No seu discurso na conferência, Trump atacou Biden, acusando-o de ser “o presidente mais incompetente da história do país”. Questionou o processo contra ele, alegando que o seu único crime é defender os Estados Unidos daqueles que querem destruí-los.

E a questão da imigração ocupou um espaço importante na sua intervenção. Com o peso do racismo e da supremacia que o caracteriza, o magnata acusou os migrantes que entram pela fronteira sul de serem “criminosos” e “estupradores”. Como se estivesse em loop, ele prometeu novamente “terminar o muro” e realizar “a maior deportação da história”.

Por sua vez, o Presidente Bukele anunciou a morte do globalismo em El Salvador e alertou contra as “forças obscuras” que conspiram contra os Estados Unidos.
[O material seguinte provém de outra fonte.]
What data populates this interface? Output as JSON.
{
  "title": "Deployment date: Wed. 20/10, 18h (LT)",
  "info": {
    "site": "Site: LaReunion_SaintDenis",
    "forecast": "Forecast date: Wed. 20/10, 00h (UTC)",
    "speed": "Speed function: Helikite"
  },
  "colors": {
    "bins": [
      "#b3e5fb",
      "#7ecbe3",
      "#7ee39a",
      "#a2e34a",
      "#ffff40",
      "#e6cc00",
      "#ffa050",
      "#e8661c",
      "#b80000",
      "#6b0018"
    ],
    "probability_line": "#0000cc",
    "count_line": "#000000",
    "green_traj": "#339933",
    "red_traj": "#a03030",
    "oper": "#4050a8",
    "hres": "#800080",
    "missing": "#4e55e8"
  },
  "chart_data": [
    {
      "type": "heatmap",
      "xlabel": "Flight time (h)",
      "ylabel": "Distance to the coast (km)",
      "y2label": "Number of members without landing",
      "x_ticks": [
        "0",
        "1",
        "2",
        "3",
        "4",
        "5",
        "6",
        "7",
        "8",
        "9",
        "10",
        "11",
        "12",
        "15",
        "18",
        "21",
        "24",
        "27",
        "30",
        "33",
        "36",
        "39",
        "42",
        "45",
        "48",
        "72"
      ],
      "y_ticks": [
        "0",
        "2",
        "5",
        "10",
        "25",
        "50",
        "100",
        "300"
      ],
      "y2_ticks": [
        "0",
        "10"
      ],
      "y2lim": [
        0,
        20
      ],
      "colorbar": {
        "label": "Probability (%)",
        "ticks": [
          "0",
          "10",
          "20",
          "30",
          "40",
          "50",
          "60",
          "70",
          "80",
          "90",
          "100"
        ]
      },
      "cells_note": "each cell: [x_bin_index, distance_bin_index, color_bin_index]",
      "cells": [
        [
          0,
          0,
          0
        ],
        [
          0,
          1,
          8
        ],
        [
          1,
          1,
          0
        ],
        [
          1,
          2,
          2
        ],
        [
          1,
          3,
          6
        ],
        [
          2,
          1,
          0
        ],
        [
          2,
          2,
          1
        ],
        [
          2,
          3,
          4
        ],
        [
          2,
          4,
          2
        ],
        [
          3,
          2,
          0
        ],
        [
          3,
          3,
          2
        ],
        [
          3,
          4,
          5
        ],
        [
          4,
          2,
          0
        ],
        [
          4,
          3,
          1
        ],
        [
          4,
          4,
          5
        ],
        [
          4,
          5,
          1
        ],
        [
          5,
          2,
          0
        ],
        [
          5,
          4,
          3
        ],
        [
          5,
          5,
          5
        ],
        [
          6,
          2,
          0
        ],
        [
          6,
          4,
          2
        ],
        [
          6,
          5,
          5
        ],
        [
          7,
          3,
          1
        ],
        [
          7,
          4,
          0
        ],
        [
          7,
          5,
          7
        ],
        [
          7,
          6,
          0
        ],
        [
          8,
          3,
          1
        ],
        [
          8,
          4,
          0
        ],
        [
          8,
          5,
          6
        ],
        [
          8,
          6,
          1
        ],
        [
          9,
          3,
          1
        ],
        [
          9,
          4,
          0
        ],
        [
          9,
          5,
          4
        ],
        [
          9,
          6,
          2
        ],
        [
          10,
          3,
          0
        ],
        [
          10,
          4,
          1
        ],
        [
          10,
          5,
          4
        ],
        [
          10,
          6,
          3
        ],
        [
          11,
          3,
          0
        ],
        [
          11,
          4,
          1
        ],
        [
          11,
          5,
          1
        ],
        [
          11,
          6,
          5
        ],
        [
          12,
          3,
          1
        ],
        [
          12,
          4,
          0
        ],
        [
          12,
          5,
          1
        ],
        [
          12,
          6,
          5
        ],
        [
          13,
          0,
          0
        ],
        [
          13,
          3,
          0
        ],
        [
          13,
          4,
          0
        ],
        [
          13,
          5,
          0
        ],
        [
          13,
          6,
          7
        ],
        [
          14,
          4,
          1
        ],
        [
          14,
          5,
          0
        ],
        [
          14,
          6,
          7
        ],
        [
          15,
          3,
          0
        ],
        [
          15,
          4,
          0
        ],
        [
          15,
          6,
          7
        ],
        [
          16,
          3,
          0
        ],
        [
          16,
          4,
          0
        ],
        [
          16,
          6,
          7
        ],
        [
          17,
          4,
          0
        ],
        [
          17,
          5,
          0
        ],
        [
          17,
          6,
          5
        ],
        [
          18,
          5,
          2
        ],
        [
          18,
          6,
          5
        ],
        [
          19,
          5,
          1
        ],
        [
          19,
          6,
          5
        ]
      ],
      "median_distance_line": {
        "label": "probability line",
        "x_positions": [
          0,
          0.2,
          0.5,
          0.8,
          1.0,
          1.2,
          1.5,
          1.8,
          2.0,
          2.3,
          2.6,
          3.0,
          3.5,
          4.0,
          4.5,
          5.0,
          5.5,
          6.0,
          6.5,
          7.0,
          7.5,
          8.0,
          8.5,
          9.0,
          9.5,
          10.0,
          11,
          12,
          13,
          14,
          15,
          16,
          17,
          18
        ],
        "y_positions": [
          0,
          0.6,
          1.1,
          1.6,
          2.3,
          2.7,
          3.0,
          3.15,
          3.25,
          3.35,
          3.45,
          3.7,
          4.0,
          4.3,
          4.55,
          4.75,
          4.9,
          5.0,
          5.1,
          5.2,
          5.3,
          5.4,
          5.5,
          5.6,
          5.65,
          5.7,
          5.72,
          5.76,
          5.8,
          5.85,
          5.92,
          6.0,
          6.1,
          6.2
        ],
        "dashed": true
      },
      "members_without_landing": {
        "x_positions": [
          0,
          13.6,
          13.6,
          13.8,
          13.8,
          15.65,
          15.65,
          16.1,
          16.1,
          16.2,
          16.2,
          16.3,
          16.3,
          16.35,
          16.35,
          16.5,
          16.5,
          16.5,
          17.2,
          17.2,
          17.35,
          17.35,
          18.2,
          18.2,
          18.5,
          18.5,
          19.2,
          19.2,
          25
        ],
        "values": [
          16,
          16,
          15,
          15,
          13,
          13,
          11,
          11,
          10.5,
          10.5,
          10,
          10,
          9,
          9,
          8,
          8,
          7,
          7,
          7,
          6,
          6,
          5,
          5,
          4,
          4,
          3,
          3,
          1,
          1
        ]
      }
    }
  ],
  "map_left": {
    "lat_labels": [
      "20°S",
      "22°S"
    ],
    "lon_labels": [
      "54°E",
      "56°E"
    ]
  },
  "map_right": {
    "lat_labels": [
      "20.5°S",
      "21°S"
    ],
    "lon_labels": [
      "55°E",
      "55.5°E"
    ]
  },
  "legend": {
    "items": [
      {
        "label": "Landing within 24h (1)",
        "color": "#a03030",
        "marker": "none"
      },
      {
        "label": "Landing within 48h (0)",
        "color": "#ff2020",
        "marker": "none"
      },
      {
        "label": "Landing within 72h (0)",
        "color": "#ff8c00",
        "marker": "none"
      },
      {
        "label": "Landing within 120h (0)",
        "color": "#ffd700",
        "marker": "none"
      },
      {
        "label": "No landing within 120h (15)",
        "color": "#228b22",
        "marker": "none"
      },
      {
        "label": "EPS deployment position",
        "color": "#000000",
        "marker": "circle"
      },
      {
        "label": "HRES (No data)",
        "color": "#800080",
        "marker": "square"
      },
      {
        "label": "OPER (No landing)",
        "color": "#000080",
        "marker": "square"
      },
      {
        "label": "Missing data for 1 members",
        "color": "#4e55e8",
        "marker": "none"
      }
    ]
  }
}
Enquanto Abascal apelou a tornar “o Ocidente grande novamente”, alertando para os riscos do globalismo e do socialismo, com as suas agendas climáticas e de género.

Por sua vez, o presidente argentino, Javier Milei, fez um discurso muito semelhante ao de Davos, e foi também responsável por protagonizar um dos momentos mais embaraçosos da cimeira ao saudar Trump com uma admiração e adoração quase infantil, enquanto ele parecia no beira das lágrimas de emoção.
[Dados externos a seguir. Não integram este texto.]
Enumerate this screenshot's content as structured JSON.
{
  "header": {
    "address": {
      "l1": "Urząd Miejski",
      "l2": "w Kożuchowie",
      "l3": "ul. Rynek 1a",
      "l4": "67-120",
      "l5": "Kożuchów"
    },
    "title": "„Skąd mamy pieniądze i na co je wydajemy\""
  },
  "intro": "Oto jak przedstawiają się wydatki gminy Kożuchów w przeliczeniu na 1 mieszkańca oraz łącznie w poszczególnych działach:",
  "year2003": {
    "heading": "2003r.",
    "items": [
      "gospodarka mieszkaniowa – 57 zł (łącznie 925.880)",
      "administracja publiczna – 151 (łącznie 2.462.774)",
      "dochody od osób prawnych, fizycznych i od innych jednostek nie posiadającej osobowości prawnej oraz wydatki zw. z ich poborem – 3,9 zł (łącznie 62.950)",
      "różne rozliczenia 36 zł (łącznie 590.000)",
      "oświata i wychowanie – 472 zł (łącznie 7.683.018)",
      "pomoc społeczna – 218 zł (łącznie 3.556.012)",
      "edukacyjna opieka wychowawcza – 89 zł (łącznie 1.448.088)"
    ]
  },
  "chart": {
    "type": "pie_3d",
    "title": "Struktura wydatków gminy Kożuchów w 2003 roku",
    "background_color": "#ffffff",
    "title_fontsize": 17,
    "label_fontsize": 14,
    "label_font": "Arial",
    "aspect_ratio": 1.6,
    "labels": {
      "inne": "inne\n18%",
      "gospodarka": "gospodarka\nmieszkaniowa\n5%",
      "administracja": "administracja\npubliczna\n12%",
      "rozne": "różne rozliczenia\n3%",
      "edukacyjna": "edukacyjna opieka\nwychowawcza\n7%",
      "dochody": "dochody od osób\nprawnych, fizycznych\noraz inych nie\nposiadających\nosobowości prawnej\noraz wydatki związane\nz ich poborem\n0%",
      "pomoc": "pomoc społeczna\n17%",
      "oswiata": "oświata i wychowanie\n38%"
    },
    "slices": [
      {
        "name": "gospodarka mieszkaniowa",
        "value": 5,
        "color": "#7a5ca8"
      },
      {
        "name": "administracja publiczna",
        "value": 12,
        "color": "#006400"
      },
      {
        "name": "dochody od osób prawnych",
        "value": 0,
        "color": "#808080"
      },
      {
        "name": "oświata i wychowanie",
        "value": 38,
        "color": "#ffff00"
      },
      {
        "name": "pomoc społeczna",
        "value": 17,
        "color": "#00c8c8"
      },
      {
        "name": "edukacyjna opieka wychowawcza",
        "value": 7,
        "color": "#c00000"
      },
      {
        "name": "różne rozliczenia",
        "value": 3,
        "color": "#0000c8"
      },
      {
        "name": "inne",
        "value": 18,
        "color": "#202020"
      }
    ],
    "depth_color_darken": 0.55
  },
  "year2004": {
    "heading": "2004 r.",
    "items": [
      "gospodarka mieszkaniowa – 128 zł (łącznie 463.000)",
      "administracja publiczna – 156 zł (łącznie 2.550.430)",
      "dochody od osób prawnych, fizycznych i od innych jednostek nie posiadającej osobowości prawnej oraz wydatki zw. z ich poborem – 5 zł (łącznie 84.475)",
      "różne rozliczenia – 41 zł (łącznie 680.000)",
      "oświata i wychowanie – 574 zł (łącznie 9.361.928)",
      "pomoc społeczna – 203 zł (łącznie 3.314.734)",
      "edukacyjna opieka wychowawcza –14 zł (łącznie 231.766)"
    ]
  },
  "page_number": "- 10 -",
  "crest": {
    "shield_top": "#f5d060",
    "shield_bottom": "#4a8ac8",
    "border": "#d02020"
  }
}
O resultado político mais imediato do evento é impulsionar significativamente a candidatura de Donald Trump, que aparece como o grande favorito das forças conservadoras dentro da política americana. Possivelmente isto se traduzirá num maior financiamento para o dispendioso espectáculo eleitoral do país.

Algumas considerações sobre a ascensão da extrema direita

Vista para além do cenário político americano imediato, esta edição do CPAC permite-nos perceber certos fenómenos que estão em curso há mais de uma década, mas que se tornam cada vez mais evidentes.

O primeiro é o esforço organizacional e articulador por parte da extrema direita ocidental. Para estes actores económicos e políticos, o regresso de Donald Trump à liderança daquela que é, por enquanto, a principal economia mundial e a principal potência militar, contribuiria para dinamizar as suas agendas e objectivos políticos a nível global e regional.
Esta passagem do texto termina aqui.